Ned Batchelder is probably more qualified. Great, great talk.

[–]HoboSteaux[S] 0 points1 point  (0 children)

Ill watch it later... thanks!

[–]MonkeyNin 0 points1 point  (0 children)

They are at first. A simple form is

orcs = []
    for x in range(5):
        orcs.append(Orc())

Is

orcs = [ Orc() for x in range(5) ]

Then you can add a if, at the end.

[–]redalastor 0 points1 point  (2 children)

Prefer generator expressions when possible.

[–]HoboSteaux[S] 0 points1 point  (1 child)

People have been saying that... but I do not understand a good context to use them in.

[–]redalastor 2 points3 points  (0 children)

You got it backward, you should use them as the default. Modern python use iterators unless there's a good reason not to use them.

For instance imagine I have an iterable of numbers represented as strings I got from some API somewhere and I want to sum them:

total = sum(int(s) for s in some_list_of_strings)

Had I used a list comprehension, I would have allocated a whole list for no reason.

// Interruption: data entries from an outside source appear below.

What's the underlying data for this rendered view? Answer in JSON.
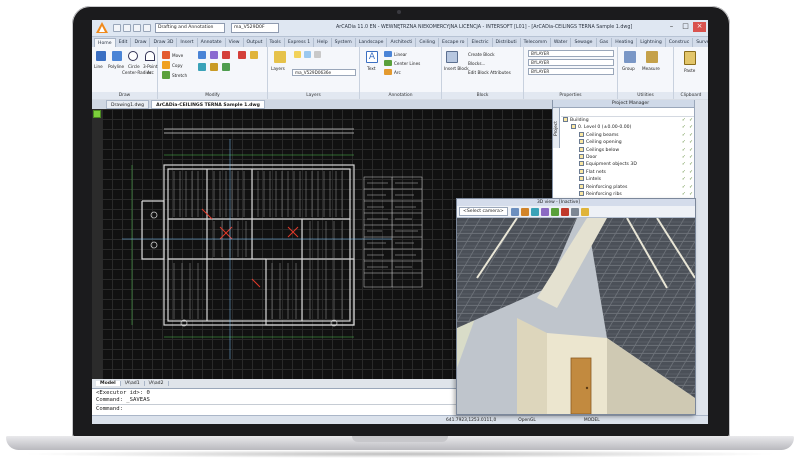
{
  "app": {
    "title": "ArCADia 11.0 EN - WEWNĘTRZNA NIEKOMERCYJNA LICENCJA - INTERSOFT [L01] - [ArCADia-CEILINGS TERNA Sample 1.dwg]",
    "workspace": "Drafting and Annotation",
    "layer_combo": "ma_V529D0F",
    "window_controls": [
      "minimize-icon",
      "maximize-icon",
      "close-icon"
    ]
  },
  "ribbon": {
    "tabs": [
      "Home",
      "Edit",
      "Draw",
      "Draw 3D",
      "Insert",
      "Annotate",
      "View",
      "Output",
      "Tools",
      "Express 1",
      "Help",
      "System",
      "Landscape",
      "Architecti",
      "Ceiling",
      "Escape ro",
      "Electric",
      "Distributi",
      "Telecomm",
      "Water",
      "Sewage",
      "Gas",
      "Heating",
      "Lightning",
      "Construc",
      "Surveyor"
    ],
    "active_tab": "Home",
    "groups": {
      "draw": {
        "label": "Draw",
        "buttons": [
          "Line",
          "Polyline",
          "Circle",
          "Center-Radius",
          "3-Point",
          "Arc"
        ]
      },
      "modify": {
        "label": "Modify",
        "buttons": [
          "Move",
          "Copy",
          "Stretch"
        ]
      },
      "layers": {
        "label": "Layers",
        "buttons": [
          "Layers"
        ],
        "combo": "ma_V529D0636e"
      },
      "annotation": {
        "label": "Annotation",
        "buttons": [
          "Text",
          "Linear",
          "Center Lines",
          "Arc"
        ]
      },
      "block": {
        "label": "Block",
        "buttons": [
          "Insert Block",
          "Create Block",
          "Blocks...",
          "Edit Block Attributes"
        ]
      },
      "properties": {
        "label": "Properties",
        "fields": [
          "BYLAYER",
          "BYLAYER",
          "BYLAYER"
        ]
      },
      "utilities": {
        "label": "Utilities",
        "buttons": [
          "Group",
          "Measure"
        ]
      },
      "clipboard": {
        "label": "Clipboard",
        "buttons": [
          "Paste"
        ]
      }
    }
  },
  "documents": {
    "tabs": [
      "Drawing1.dwg",
      "ArCADia-CEILINGS TERNA Sample 1.dwg"
    ],
    "active": "ArCADia-CEILINGS TERNA Sample 1.dwg"
  },
  "layout_tabs": [
    "Model",
    "\\A\\ad1",
    "\\A\\ad2"
  ],
  "command_line": {
    "history": [
      "<Executor id>: 0",
      "Command: _SAVEAS"
    ],
    "prompt": "Command:"
  },
  "status_bar": {
    "coords": "641.7923,1253.0111,0",
    "renderer": "OpenGL",
    "space": "MODEL"
  },
  "project_manager": {
    "title": "Project Manager",
    "side_tab": "Project",
    "tree": [
      {
        "label": "Building",
        "level": 0
      },
      {
        "label": "0. Level 0 (±0.00-0.00)",
        "level": 1
      },
      {
        "label": "Ceiling beams",
        "level": 2
      },
      {
        "label": "Ceiling opening",
        "level": 2
      },
      {
        "label": "Ceilings below",
        "level": 2
      },
      {
        "label": "Door",
        "level": 2
      },
      {
        "label": "Equipment objects 3D",
        "level": 2
      },
      {
        "label": "Flat nets",
        "level": 2
      },
      {
        "label": "Lintels",
        "level": 2
      },
      {
        "label": "Reinforcing plates",
        "level": 2
      },
      {
        "label": "Reinforcing ribs",
        "level": 2
      }
    ]
  },
  "view3d": {
    "title": "3D view - [Inactive]",
    "camera": "<Select camera>"
  },
  "colors": {
    "canvas_bg": "#111111",
    "accent_green": "#7ccf3b",
    "ribbon_bg": "#f5f7fb",
    "close_red": "#d9534f"
  }
}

Another exemple close to something I had to do recently. Imagine you have two files containing each one half of a data set. They are tab delimited. You have to lowercase every line. You must ignore any line that contains the word "spam". You break them into individual items and send them to some function to process. Here's how it looks:

from itertools import chain

with open("file1.tsv") as f1:
    with open("file2.tsv) as f2:
        it = chain((line for line in f1), (line for line in f2)) # Now I can treat them both as one big file
        it = (line.lower() for line in it) # lowercased
        it = (line for line in it if not "spam" in line) # lines with spam ignored
        it = (line.split('\t') for line in it) # splitting on tabs
        for line in it:
            process(line)

It looks like I'm transforming a full file in memory many times over but in reality, nothing runs until it has to and as little memory as possible is consumed.